Her Right to Bear Arms: The Rise of Women's Gun CultureSubmitted by jrd3820 on Sun, 07/27/2014 - 16:12
Her Right to Bear Arms: The Rise of Women's Gun Culture
On the ground in Texas at a women's gun conference, where the bullets fly, the bras have holsters and the motivations are murky
By W.J. Cassidy
July 14, 2014 9:00 AM ET
"I'm gonna kill you!" the pert blonde ponytailed lady screams, in a petite room in the bowels of the convention center. "I said I'm gonna kill you!" "No!" huffs her target, a mom-jean'd-woman in her mid-fifties. "Back off!" Then, responding to ponytail's faux-intimidation, the older woman slaps an open palm into the face of a shooting-range silhouette pinned on the back wall, un-holsters a pistol, and pops six rounds into a theoretical assailant's chest — blam-blam-blam-blam-blam-blam, quick sharp cracks, with a corresponding swirl of odorous gun smoke. The ammo's not live: the gun is firing "simunition" bullets, created specifically for this kind of training exercise. But as the casings zing hard off the gray walls and careen, a few feet in front of me, onto the plastic tarp, I cover my eyes in the crook of my elbow just in case.
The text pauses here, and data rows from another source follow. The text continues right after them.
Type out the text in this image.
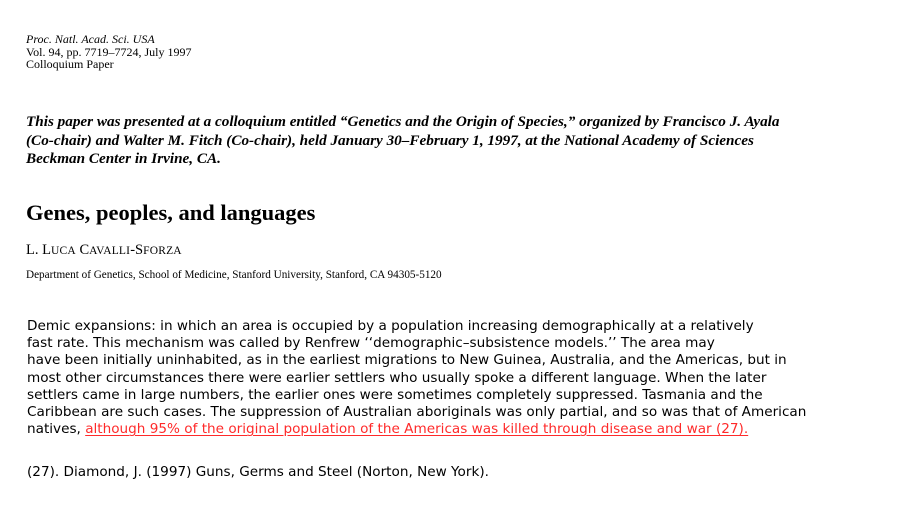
Proc. Natl. Acad. Sci. USA
Vol. 94, pp. 7719–7724, July 1997
Colloquium Paper
This paper was presented at a colloquium entitled “Genetics and the Origin of Species,” organized by Francisco J. Ayala
(Co-chair) and Walter M. Fitch (Co-chair), held January 30–February 1, 1997, at the National Academy of Sciences
Beckman Center in Irvine, CA.
Genes, peoples, and languages
L. LUCA CAVALLI-SFORZA
Department of Genetics, School of Medicine, Stanford University, Stanford, CA 94305-5120
Demic expansions: in which an area is occupied by a population increasing demographically at a relatively
fast rate. This mechanism was called by Renfrew ‘‘demographic–subsistence models.’’ The area may
have been initially uninhabited, as in the earliest migrations to New Guinea, Australia, and the Americas, but in
most other circumstances there were earlier settlers who usually spoke a different language. When the later
settlers came in large numbers, the earlier ones were sometimes completely suppressed. Tasmania and the
Caribbean are such cases. The suppression of Australian aboriginals was only partial, and so was that of American
natives, although 95% of the original population of the Americas was killed through disease and war (27).
(27). Diamond, J. (1997) Guns, Germs and Steel (Norton, New York).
It's early spring and I'm in Waco, Texas, for the 2nd annual national conference of A Girl And A Gun, a shooting league birthed out of — and, now, attempting to shepherd forward — the nascent women and firearms movement.
Over the last decade, the percentage of armed women in America has risen quietly: according to Gallup, the numbers went from 13% in 2005 to 23% in 2011. By last year, that rise wasn't so quiet anymore. Women's interest sites declared "The Rise Of The Female Gun Nut." A Girl and a Gun-type shooting clubs, like Babes with Bullets and The Well Armed Woman, bloomed. And a staunchly, proudly masculine industry at least attempted to keep pace. Walk around a gun show these days, and you're more likely than not to find at least one table piled wide with .223-caliber AR-15 assault rifles rendered in hot pink.